On a l’impression d’avoir doublé la taille de l’équipe IT et sa bande passante pour 0 euro de frais en plus.” MATTHIEU RÉMY CEO EASYVEST

Certaines sont même capables de générer du code sur base du langage naturel. “Dans notre département IT, nos programmeurs ne codent plus ex nihilo en partant d’une feuille blanche, précise Matthieu Rémy, CEO de la start-up easyvest. Ils expliquent d’abord à ChatGPT dans un langage humain la fonctionnalité de l’algorithme qu’ils souhaitent produire et dans quel langage informatique. ChatGPT sort ensuite le code complet de cet algorithme, et c’est franchement très qualitatif.”

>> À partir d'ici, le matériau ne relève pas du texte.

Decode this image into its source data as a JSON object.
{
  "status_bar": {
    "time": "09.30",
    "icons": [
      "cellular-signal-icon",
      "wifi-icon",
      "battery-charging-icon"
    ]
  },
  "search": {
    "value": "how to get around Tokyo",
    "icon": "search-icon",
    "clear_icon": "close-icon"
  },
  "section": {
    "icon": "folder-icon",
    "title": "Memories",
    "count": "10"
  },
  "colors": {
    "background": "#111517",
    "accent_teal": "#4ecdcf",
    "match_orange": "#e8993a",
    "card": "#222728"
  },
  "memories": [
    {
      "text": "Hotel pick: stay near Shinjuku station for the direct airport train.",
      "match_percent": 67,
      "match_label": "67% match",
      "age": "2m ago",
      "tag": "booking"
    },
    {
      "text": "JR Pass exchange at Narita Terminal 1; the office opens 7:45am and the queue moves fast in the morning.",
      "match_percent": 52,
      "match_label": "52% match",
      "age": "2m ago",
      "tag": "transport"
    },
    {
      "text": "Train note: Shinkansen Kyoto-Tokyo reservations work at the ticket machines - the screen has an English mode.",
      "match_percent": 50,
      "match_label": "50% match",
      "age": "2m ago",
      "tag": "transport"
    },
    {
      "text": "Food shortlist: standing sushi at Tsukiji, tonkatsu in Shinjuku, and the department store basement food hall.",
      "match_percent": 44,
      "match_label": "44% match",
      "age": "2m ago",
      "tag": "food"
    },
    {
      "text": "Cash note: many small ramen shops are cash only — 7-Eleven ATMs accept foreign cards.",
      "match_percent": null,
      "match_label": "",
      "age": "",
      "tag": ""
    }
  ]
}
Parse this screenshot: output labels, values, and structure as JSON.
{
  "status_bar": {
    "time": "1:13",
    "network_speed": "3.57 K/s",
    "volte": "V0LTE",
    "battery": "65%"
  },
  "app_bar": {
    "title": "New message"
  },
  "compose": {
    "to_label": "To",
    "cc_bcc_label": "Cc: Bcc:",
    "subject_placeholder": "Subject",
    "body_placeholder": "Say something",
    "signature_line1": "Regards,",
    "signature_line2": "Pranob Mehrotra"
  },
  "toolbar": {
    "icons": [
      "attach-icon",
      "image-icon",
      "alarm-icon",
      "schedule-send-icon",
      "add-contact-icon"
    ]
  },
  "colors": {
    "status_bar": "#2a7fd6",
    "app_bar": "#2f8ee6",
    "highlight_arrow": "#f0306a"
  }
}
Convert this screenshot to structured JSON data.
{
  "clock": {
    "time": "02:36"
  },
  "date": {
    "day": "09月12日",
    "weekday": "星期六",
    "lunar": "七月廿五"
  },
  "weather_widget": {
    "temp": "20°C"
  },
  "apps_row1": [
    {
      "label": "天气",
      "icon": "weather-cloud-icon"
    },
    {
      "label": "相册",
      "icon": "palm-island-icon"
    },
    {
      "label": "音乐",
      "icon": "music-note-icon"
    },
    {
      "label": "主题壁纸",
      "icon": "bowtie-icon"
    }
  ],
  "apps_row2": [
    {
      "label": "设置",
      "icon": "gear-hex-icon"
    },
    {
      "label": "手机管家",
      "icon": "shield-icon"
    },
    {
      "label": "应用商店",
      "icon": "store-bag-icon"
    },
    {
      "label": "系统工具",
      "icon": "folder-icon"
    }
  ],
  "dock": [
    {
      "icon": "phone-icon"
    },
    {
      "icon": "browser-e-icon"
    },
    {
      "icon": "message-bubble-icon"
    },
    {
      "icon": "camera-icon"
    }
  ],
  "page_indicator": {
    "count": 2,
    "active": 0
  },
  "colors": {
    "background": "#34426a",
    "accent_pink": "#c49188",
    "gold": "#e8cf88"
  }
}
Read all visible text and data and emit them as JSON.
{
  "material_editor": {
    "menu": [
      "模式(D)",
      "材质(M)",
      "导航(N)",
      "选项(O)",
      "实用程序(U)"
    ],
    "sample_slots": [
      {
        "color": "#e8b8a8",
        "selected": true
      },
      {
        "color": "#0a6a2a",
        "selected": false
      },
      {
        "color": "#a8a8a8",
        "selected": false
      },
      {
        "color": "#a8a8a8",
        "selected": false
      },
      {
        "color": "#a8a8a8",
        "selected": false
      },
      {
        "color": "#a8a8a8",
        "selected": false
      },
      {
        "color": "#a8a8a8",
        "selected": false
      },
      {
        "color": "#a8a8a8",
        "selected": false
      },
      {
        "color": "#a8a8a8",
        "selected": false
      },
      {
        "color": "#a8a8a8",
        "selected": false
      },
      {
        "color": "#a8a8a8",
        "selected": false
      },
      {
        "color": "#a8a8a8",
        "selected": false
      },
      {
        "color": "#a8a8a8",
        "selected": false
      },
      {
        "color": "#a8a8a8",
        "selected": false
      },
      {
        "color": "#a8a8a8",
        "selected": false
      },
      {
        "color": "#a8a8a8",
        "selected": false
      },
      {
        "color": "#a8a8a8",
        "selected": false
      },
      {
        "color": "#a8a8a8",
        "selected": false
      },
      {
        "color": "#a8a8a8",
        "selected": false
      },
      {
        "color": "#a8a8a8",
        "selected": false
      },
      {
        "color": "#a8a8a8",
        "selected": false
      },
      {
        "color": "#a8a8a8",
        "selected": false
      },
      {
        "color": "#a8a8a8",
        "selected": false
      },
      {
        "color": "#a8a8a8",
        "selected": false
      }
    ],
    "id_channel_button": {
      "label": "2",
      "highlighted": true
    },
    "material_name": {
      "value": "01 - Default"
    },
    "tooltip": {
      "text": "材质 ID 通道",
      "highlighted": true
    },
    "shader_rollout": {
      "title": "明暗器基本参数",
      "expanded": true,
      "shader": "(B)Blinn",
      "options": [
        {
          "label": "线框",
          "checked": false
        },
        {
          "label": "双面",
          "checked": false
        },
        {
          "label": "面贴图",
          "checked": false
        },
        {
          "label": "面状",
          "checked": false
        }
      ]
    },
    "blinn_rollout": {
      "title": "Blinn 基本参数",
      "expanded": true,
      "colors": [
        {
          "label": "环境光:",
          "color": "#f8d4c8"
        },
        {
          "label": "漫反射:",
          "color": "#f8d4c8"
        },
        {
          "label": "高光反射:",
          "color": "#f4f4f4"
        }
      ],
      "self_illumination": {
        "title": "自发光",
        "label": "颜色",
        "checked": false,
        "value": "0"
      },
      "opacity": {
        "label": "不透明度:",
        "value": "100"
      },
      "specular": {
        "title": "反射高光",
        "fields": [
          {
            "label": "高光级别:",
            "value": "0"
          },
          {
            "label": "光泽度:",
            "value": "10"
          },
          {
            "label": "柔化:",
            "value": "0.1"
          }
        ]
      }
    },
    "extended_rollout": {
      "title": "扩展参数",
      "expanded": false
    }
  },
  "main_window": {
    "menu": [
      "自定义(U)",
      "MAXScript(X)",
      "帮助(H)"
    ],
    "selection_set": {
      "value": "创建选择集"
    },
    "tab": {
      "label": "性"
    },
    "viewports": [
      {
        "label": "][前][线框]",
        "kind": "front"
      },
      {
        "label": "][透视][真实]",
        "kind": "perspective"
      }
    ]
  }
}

Pour les codeurs, il est aussi possible de faire appel à l’IA afin d’identifier des problèmes de codes et des bugs potentiels. Bugs pour lesquels ces systèmes peuvent également proposer des corrections. “On a l’impression d’avoir doublé la taille de l’équipe IT et sa bande passante pour 0 euro de frais en plus, résume Matthieu Rémy. L’effet levier est tel que je ne devrais peut-être plus jamais engager de développeurs supplémentaires.”